Notre Dame tops North Dakota 2-1 in OT
Thomas Zwiller | Friday, March 25, 2022
In Thursday’s column by the hockey beat writers, writers agreed that “the battle of the NDs,” would be a low-scoring defensive battle in the opening round of the NCAA Tournament. Notre Dame (28-11-0) and North Dakota (24-14-1) did not disappoint.
In the first five minutes, the game was a very back and forth physical game. North Dakota was the superior team early on. The Hawks seemed better able to carry or dump the puck into the Ieiah zone and possess it while there.
At the same time, Notre Dame was able to get the puck in the North Dakota zone, but the Hawks were able to clear the puck with a little more ease.
Afterwards, Notre Dame seemed to settle down and generated some better scoring chances. However, North Dakota seemed better equipped to repel the Irish attacks and generated strong chances as well.
Late in the first period (1:17), Griffin Ness won a battle on the boards against Notre Dame and was able to chip the puck out to Jackson Kunz. Kunz looked up and found Brent Johnson, who was sitting in wait at the point.
Alone at the point, Johnson took both ice and his time, waiting for the slot to crowd. As Jesse Lansdell approached Johnson, Johnson shot the puck that bounced in off the far post.
It was a well-executed play from the Fighting Hawks. Once Kunz chipped the puck to Johnson, Kunz and Ness instantly moved towards the net, dragging their defenders with them. With four players breaking up Irish netminder Matthew Galajda’s vision, the puck needed only to find its mark.
The period ended with Notre Dame ahead on shots 5-4, but with North Dakota ahead on the scoreboard.
Notre Dame was much more aggressive early in the second period. Considering that Notre Dame was down 1-0 in a low-scoring game, it made sense for the defensive-minded Irish to try and get a quick goal.
Not only did the Irish come out more aggressively, but they were also able to get a much-needed equalizer early on.
Early in the second (18:57), Graham Slaggert generated a turnover with his foot. The redirected puck found Landon Slaggert on the blue line.
Landon was able to drive the puck up the left side of the North Dakota zone and get behind the defense. Once behind the defense, he crossed the crease and snuck the puck past goalie Zach Driscoll. The goal tied the game at one apiece, where it would remain tied until the end of regulation.
Later in the second, Landon Slaggert would get on the scoresheet, albeit for a very different reason. At 9:17, Slaggert would be called for a boarding call, hitting a North Dakota player in front of the Hawks bench. The penalty would allow the Hawks to possess the puck and generate some scoring chances, but ultimately one of the best penalty-killing units in the NCAA was able to do what it does best.
The rest of the period continued to be a back and forth physical game until 18:21 when North Dakota’s Chris Jandric committed a holding penalty. The penalty lasted through the conclusion of the second, but Notre Dame was ultimately unable to put the puck in the net.

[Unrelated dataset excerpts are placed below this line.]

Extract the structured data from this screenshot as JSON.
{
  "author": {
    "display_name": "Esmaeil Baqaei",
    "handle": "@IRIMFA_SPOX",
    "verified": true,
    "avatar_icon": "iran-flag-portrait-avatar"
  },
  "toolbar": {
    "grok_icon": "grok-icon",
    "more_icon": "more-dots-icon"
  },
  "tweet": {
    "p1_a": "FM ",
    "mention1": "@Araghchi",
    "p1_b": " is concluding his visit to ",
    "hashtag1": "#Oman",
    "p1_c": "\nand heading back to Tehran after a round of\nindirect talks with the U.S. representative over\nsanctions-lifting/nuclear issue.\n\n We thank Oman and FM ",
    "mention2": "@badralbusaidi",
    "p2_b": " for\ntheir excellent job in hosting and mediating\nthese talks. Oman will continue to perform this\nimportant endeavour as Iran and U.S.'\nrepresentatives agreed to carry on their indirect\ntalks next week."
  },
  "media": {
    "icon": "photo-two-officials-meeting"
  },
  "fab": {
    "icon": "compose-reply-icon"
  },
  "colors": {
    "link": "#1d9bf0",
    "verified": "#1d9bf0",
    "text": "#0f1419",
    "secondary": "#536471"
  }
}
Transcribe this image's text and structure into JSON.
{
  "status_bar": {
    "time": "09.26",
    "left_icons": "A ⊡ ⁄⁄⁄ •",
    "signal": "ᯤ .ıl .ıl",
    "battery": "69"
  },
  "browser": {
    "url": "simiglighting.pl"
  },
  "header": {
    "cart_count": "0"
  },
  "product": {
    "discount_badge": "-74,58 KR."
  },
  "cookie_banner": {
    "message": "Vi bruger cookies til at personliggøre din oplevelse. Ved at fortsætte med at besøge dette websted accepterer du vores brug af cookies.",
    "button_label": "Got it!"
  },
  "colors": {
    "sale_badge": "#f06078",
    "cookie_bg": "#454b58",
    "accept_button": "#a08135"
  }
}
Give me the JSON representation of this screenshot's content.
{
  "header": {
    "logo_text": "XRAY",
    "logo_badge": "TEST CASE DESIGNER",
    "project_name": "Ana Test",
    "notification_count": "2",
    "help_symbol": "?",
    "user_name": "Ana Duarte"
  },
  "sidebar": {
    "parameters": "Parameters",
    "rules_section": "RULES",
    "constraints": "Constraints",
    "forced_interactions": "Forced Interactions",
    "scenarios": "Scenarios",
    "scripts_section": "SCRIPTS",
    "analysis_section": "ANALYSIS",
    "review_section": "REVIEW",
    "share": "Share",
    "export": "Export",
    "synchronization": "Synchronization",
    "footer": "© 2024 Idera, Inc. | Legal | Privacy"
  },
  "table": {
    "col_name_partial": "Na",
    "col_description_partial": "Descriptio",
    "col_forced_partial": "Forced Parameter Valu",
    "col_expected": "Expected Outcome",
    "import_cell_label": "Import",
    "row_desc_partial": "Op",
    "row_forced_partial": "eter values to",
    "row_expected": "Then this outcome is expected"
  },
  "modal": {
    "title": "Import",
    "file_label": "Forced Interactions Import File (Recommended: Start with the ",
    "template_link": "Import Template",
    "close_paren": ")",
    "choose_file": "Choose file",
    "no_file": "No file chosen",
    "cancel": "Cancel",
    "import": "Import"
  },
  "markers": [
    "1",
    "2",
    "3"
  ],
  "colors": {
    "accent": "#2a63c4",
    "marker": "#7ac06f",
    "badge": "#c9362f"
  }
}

Notre Dame held the shot advantage 14-12 at the conclusion of the second period.
Once the power play ended, the Irish continued to play dominant defense, denying the Hawks a shot on goal well into the third.
At 7:27, the referees sent the Hawks to the penalty box again. The call was on at Matteo Costantini for hooking. Once again, however, Notre Dame had chances but could not convert.
The Hawks were not the only team to commit a penalty in the third. A Nick Leivermann hooking penalty at 10:30 would give North Dakota a penalty shot.
Thankfully for Notre Dame, Galajda stood tall, denying Riese Gaber a good place for a shot. Gaber would miss wide, and the game would remain tied 1-1.
The last penalty of the period was an Irish penalty (18:26). Jack Adams took a trip to the box for a hooking penalty. The penalty would keep the Irish short for the rest of regulation and early into the OT period.
In the final seconds of regulation, the Slaggerts were able to drive the puck into the Hawks zone. Despite Graham Slaggert appearing to put the puck into the net with about 0.4 seconds left, the officials ruled that it was a little slow to make it into the net after a lengthy review.
The green light behind each net appeared to go off well after the puck entered the net. The light goes on each time the clock is stopped during the game and when the period ends. However, the clock expired slightly before the horn and light were triggered.
That meant one thing and one thing only: free hockey!
The Adams penalty had less than 30 seconds left as OT started, so Notre Dame started on the kill.
However, as the Irish generated a turnover that could have turned into a free man rush, Jandric committed an interference penalty, ending the North Dakota power play and setting up the Irish to control the OT period. The penalty was not particularly malicious but more of a calculated choice. Instead of a potential breakaway that ends the game, Jandric elected to take a penalty and trust in a high-quality North Dakota defense.
Notre Dame took advantage of the opportunity, with Graham Slaggert (assisted by Nick Leivermann and Landon Slaggert) giving the Irish the game-winning power play goal and first NCAA tournament win since 2019. The Irish will advance to face top-seeded Minnesota State in the quarterfinals Saturday.